FREEBIES

My mother was not a common thief. She was discriminating, more like a careful collector — if not a consummate curator — of items she viewed as “take-able.” In short, she liked freebies.

Back in the late 1950s, the cutlery at our vacation home in New York state featured stainless steel forks, knives and spoons etched with “Eastern Air Lines” and “Pan Am.” Our white terrycloth bath towels featured “The Claridge Hotel” (apparently snuck into Mom’s suitcase during family forays to Atlantic City). Mom sipped her morning coffee from a cream-colored mug, filched from Trenton’s Hotel Hildebrecht.  She poured her evening margarita into a glass labeled “The Stork Club.”

It wasn’t like she didn’t have plenty of Waterford, Wedgewood and Gorham silver in the dining room breakfront, either. 

Mom’s sister, Aunt Rosy, was equally light-fingered. During brunch in a lovely Philadelphia restaurant years ago, I watched my dear aunt help herself to a huge handful of Smuckers jam packages, then stuff them and umpteen envelopes of Sweet & Low into her navy blue purse.

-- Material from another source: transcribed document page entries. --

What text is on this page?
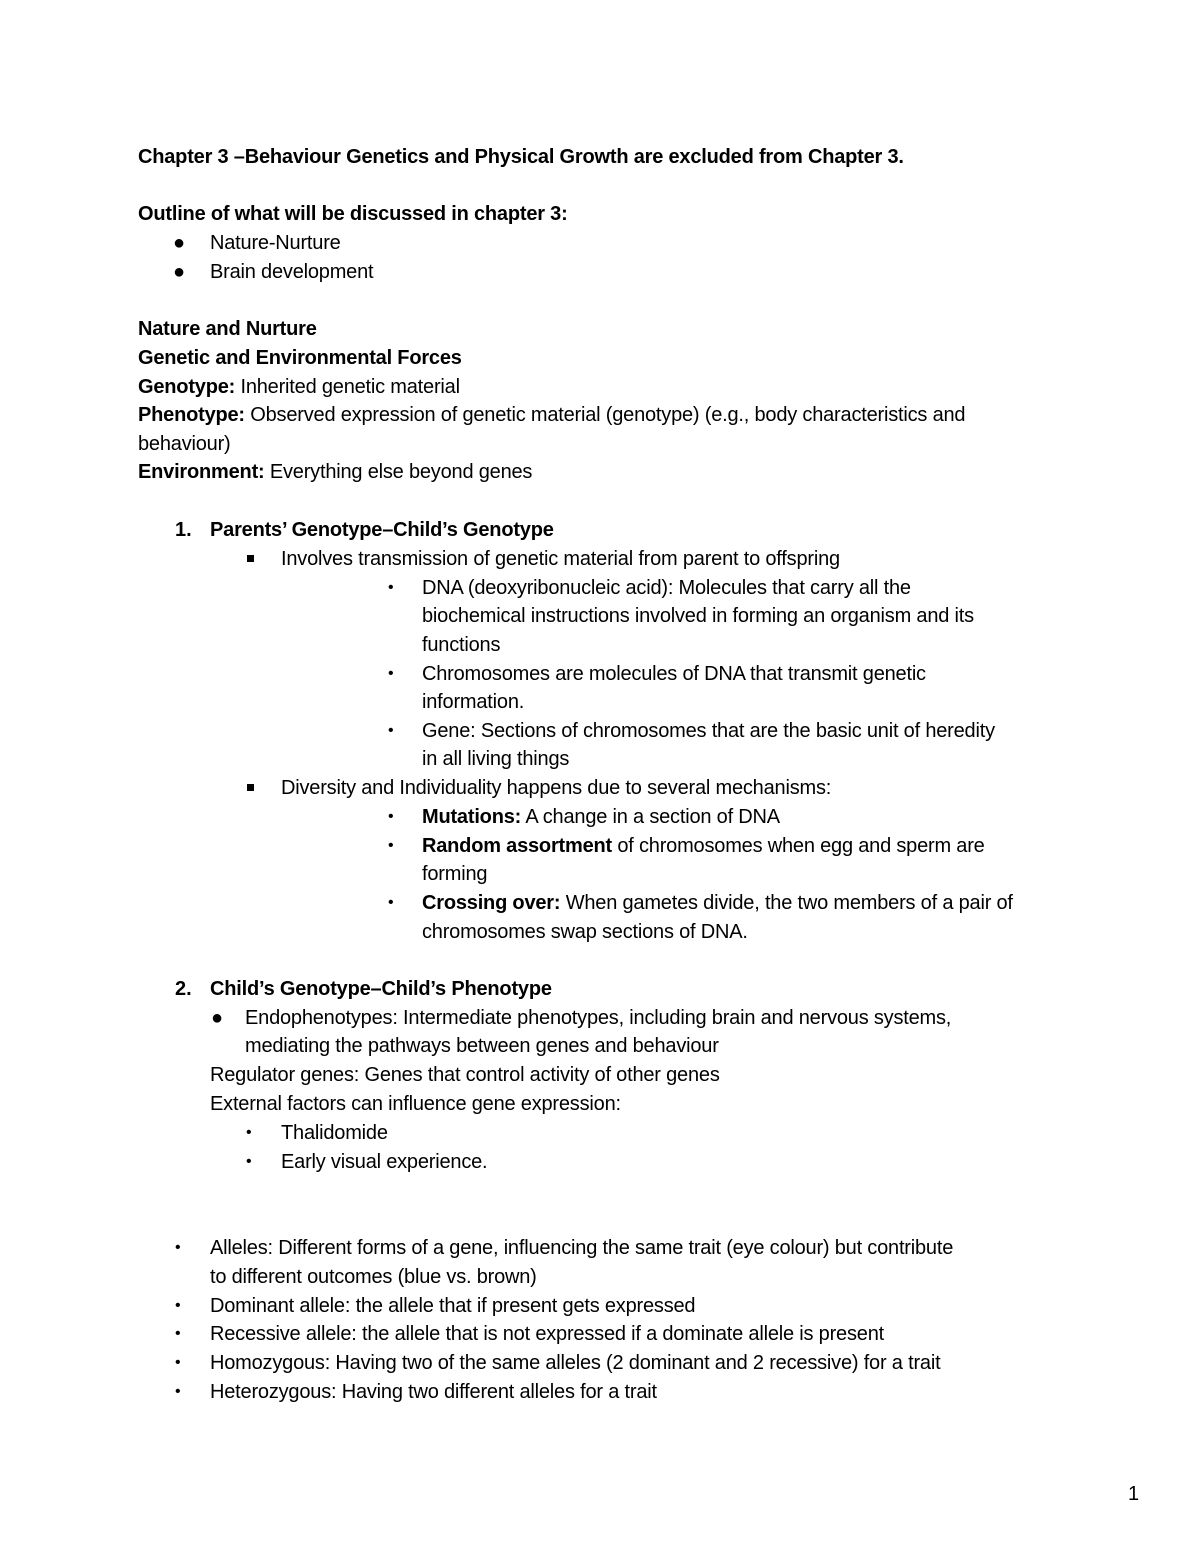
Chapter 3 –Behaviour Genetics and Physical Growth are excluded from Chapter 3.
Outline of what will be discussed in chapter 3:
● Nature-Nurture
● Brain development
Nature and Nurture
Genetic and Environmental Forces
Genotype: Inherited genetic material
Phenotype: Observed expression of genetic material (genotype) (e.g., body characteristics and
behaviour)
Environment: Everything else beyond genes
1. Parents’ Genotype–Child’s Genotype
Involves transmission of genetic material from parent to offspring
• DNA (deoxyribonucleic acid): Molecules that carry all the
biochemical instructions involved in forming an organism and its
functions
• Chromosomes are molecules of DNA that transmit genetic
information.
• Gene: Sections of chromosomes that are the basic unit of heredity
in all living things
Diversity and Individuality happens due to several mechanisms:
• Mutations: A change in a section of DNA
• Random assortment of chromosomes when egg and sperm are
forming
• Crossing over: When gametes divide, the two members of a pair of
chromosomes swap sections of DNA.
2. Child’s Genotype–Child’s Phenotype
● Endophenotypes: Intermediate phenotypes, including brain and nervous systems,
mediating the pathways between genes and behaviour
Regulator genes: Genes that control activity of other genes
External factors can influence gene expression:
• Thalidomide
• Early visual experience.
• Alleles: Different forms of a gene, influencing the same trait (eye colour) but contribute
to different outcomes (blue vs. brown)
• Dominant allele: the allele that if present gets expressed
• Recessive allele: the allele that is not expressed if a dominate allele is present
• Homozygous: Having two of the same alleles (2 dominant and 2 recessive) for a trait
• Heterozygous: Having two different alleles for a trait
1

No shame whatsoever. I must have looked at her aghast because she whispered, “That’s why they are on the table, Val. They’re free.”

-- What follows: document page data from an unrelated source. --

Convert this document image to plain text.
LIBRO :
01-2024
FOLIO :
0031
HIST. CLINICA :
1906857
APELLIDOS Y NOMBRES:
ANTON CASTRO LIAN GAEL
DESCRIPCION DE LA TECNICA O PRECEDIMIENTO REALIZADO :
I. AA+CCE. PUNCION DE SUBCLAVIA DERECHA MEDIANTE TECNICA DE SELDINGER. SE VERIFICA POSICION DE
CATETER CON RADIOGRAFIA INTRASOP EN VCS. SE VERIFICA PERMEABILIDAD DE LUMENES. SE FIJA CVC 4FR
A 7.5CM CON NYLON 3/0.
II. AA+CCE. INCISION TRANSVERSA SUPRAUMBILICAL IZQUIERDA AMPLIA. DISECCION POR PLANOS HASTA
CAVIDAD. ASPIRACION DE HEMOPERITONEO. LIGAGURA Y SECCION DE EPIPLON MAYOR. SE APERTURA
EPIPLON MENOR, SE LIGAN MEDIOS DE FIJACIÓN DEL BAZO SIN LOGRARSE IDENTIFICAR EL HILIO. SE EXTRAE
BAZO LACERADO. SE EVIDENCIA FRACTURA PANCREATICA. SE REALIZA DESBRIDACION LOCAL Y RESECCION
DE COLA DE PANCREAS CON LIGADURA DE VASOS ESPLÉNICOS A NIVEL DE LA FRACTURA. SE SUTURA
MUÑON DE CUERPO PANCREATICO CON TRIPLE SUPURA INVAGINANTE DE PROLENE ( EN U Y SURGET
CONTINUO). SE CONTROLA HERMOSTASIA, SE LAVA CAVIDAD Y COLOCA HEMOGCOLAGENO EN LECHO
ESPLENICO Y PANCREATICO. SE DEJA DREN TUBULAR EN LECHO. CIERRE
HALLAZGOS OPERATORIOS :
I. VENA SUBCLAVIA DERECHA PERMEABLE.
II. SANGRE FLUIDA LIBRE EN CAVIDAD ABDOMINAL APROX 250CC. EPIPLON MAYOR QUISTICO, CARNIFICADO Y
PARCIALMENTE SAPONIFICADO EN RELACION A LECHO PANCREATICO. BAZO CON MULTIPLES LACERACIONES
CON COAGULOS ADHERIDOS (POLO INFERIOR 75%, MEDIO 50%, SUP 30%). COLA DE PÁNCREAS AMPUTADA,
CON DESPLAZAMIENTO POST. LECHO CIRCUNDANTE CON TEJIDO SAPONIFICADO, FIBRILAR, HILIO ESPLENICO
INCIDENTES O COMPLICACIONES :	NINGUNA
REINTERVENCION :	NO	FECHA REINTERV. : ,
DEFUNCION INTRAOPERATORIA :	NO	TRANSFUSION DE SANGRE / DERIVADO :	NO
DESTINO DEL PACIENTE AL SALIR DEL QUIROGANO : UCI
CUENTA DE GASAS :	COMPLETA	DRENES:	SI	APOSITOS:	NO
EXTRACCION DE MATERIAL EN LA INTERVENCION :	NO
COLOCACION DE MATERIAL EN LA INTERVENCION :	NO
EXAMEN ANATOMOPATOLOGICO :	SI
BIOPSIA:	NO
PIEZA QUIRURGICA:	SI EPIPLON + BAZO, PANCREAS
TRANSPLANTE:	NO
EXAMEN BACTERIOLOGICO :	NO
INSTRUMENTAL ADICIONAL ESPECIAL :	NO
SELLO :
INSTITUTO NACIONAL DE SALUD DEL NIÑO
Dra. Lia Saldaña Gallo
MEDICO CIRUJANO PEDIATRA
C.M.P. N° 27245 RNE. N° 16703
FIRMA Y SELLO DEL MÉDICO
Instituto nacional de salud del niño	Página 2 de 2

Two days ago, my good friend Carla Perkins called. “Val, I just found an ashtray you lent me some time ago and I’d like to return it to you.” (Ashtray? I gave up smoking 25 years ago!) The white ashtray is three inches wide, trimmed in golf leaf, and displays the name SPAGO, Wolfgang Puck’s flagship restaurant in Beverly Hills, California. I sorta remember stealthily slipping it into my purse that evening. Why I lent it to Carla is a mystery, but I’m happy to have it back in my “collection.”

Because the apple doesn’t fall far from the tree. 

My favorite spoon-rest on my stovetop is a white ashtray from La Voile d’Or in St. Jean Cap Ferrat, a spectacular hotel where Mr. Wonderful and I spent a few days while visiting France one July. Another treasured memento is a heavy bronze door key to Room 453 at the Hotel Paris, “lifted” probably during that same French vacation.

Believe me, I have more swag — a wooden coaster from a charming hotel in Melbourne, Australia, numerous vials of shampoo and conditioner from the University Club in New York City, a purse-size tube of hand lotion from the Royal Poinciana Golf Club in Naples, Florida. But during a trip to Paris this past Spring with my daughter and granddaughter, I realized that freebies had fizzled.

We stayed at the ultrachic Hotel Melia Paris Vendome. You would THINK there might be a wine glass, an embroidered washcloth, even a shoehorn with the hotel’s name. NOTHING! Believe me, I combed that room with the daring and deft of a CIA agent. Even the door key was one of those plastic cards which didn’t have the name of our lodging. So disappointing.

I’ve never felt guilty about snatching any of this this stuff. I felt I was giving the place free advertising. Or maybe just exhibiting a flawed gene inherited directly from Mom and Aunt Rosy.